Não lhes neguem (também) o direito à vida!

Dois meses após o dia no qual a evidência científica indicou que as pessoas com perturbações do espetro da esquizofrenia apresentam um significativo risco de morte associado à covid-19, e após diversas recomendações no sentido de as incluir nos grupos prioritários de vacinação, em Portugal nada foi feito.

Foram dados a conhecer, no passado dia 27 de janeiro, os resultados de um estudo realizado com uma amostra de mais de 7000 pessoas e publicado numa revista internacional de referência na área da Psiquiatria. Esses resultados, ainda que surpreendentes para alguns, deixaram uma mensagem muito clara: as pessoas diagnosticadas com perturbações do espetro da esquizofrenia apresentam cerca de 2,7 vezes mais risco de morte se infetadas pelo SARS-CoV-2.

Este seria já, por si só, um resultado muito relevante para a comunidade científica e para os decisores políticos. Contudo, os achados do estudo não ficaram por aqui e indicaram também que apenas a idade constitui um fator de risco de mortalidade mais significativo do que o diagnóstico de uma perturbação do espetro da esquizofrenia. Simplificando: existe um maior risco de morte associado à covid-19 nas pessoas que apresentam um diagnóstico de esquizofrenia do que, por exemplo, naquelas que têm diagnosticada uma doença respiratória ou cardiovascular.

Alguns países europeus, como a Dinamarca, a Alemanha, a Holanda e o Reino Unido, compreenderam já claramente esta problemática e incluíram as pessoas com doença mental grave nos grupos prioritários de vacinação. Outros países, como a Letónia, a Roménia, a Espanha, a República Checa e a Suécia, ainda que não as tenham incluído nos grupos prioritários, incorporaram nas suas prioridades vacinais pessoas com “deficiências/incapacidades” ou com “problemas comportamentais ou mentais que possam interferir com a adesão às medidas de regulação pandémica”. Portanto, de forma mais ou menos direta, começa a verificar-se uma progressiva sensibilização a nível europeu para os riscos que as pessoas com doença mental grave correm caso não sejam vacinadas a curto prazo.

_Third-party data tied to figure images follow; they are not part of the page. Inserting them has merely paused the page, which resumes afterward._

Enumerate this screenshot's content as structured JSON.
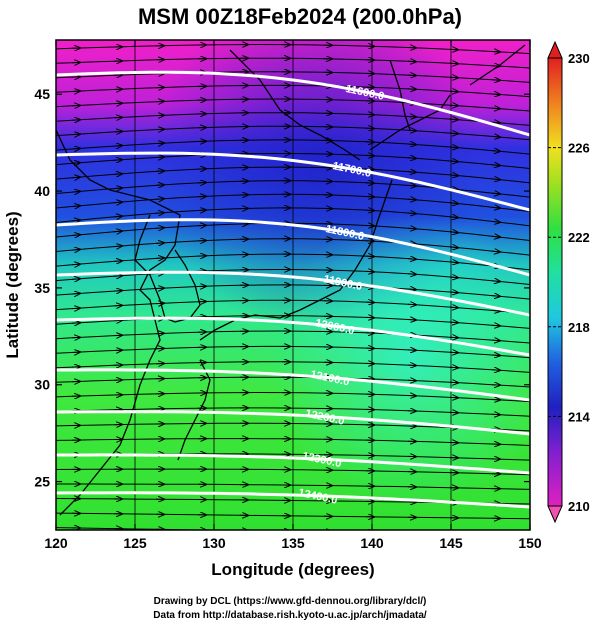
{
  "title": "MSM 00Z18Feb2024 (200.0hPa)",
  "xlabel": "Longitude (degrees)",
  "ylabel": "Latitude  (degrees)",
  "x_ticks": [
    "120",
    "125",
    "130",
    "135",
    "140",
    "145",
    "150"
  ],
  "y_ticks": [
    "25",
    "30",
    "35",
    "40",
    "45"
  ],
  "colorbar": {
    "ticks": [
      "230",
      "226",
      "222",
      "218",
      "214",
      "210"
    ],
    "range": [
      210,
      230
    ]
  },
  "contours": [
    {
      "label": "11600.0"
    },
    {
      "label": "11700.0"
    },
    {
      "label": "11800.0"
    },
    {
      "label": "11900.0"
    },
    {
      "label": "12000.0"
    },
    {
      "label": "12100.0"
    },
    {
      "label": "12200.0"
    },
    {
      "label": "12300.0"
    },
    {
      "label": "12400.0"
    }
  ],
  "credits": {
    "line1": "Drawing by DCL (https://www.gfd-dennou.org/library/dcl/)",
    "line2": "Data from http://database.rish.kyoto-u.ac.jp/arch/jmadata/"
  },
  "colors": {
    "cold": "#e020d0",
    "cool": "#2030d0",
    "mid": "#20e8a0",
    "warm": "#40e040"
  }
}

No caso concreto de Portugal, logo durante o mês de fevereiro um grupo de investigadores apelou às autoridades de saúde europeias e nacionais para que os planos de vacinação pudessem incluir como prioritárias as pessoas com doença mental grave. Já no início do mês de março o Colégio da Especialidade de Psiquiatria da Ordem dos Médicos e a Mesa do Colégio da Especialidade de Enfermagem de Saúde Mental e Psiquiátrica da Ordem dos Enfermeiros manifestaram-se no mesmo sentido, tendo desencadeado a emissão de recomendações similares à Direção-Geral da Saúde e à Task Force para a Vacinação.

A verdade é que cerca de dois meses após o dia no qual a evidência científica indicou que as pessoas com perturbações do espetro da esquizofrenia apresentam um significativo risco de morte associado à covid-19, e após diversas recomendações no sentido de as incluir nos grupos prioritários de vacinação, em Portugal nada foi feito. Aquilo que se pede não é muito; é apenas que se trate de forma digna cerca de 50 mil pessoas que, tendo uma doença mental, à luz do Artigo 13.º da Constituição da República Portuguesa “têm a mesma dignidade social e são iguais perante a lei”.

Esta não é seguramente uma causa popular. A maioria dos cidadãos portugueses não tem qualquer familiar ou amigo diagnosticado com uma perturbação do espetro da esquizofrenia e o voto destas pessoas, tradicionalmente, não decide processos eleitorais. É difícil advogar por aqueles que não se queixam, por aqueles que recorrentemente são estigmatizados pela sociedade. São pessoas que muitos não conhecem, são pessoas de quem outros tantos não desejam sequer aproximar-se. Mas são pessoas...

A Declaração Universal dos Direitos Humanos afirma, logo no seu Artigo 1.º, que “todos os seres humanos nascem livres e iguais em dignidade e em direitos”. Sabemos que, lamentavelmente, a realidade nem sempre corrobora esta ideia, e as pessoas com doença mental grave estão entre as que mais sofrem de discriminação e marginalização social. É verdade que muitas delas já não têm voz mas, por favor, não lhes neguem também o direito à vida! A evidência científica é clara e, em contexto de crise sanitária, é imperioso agir tendo por base a mesma. Não o fazer pode até não ser criminoso (leia-se, ilegal), mas é seguramente indigno e desumano.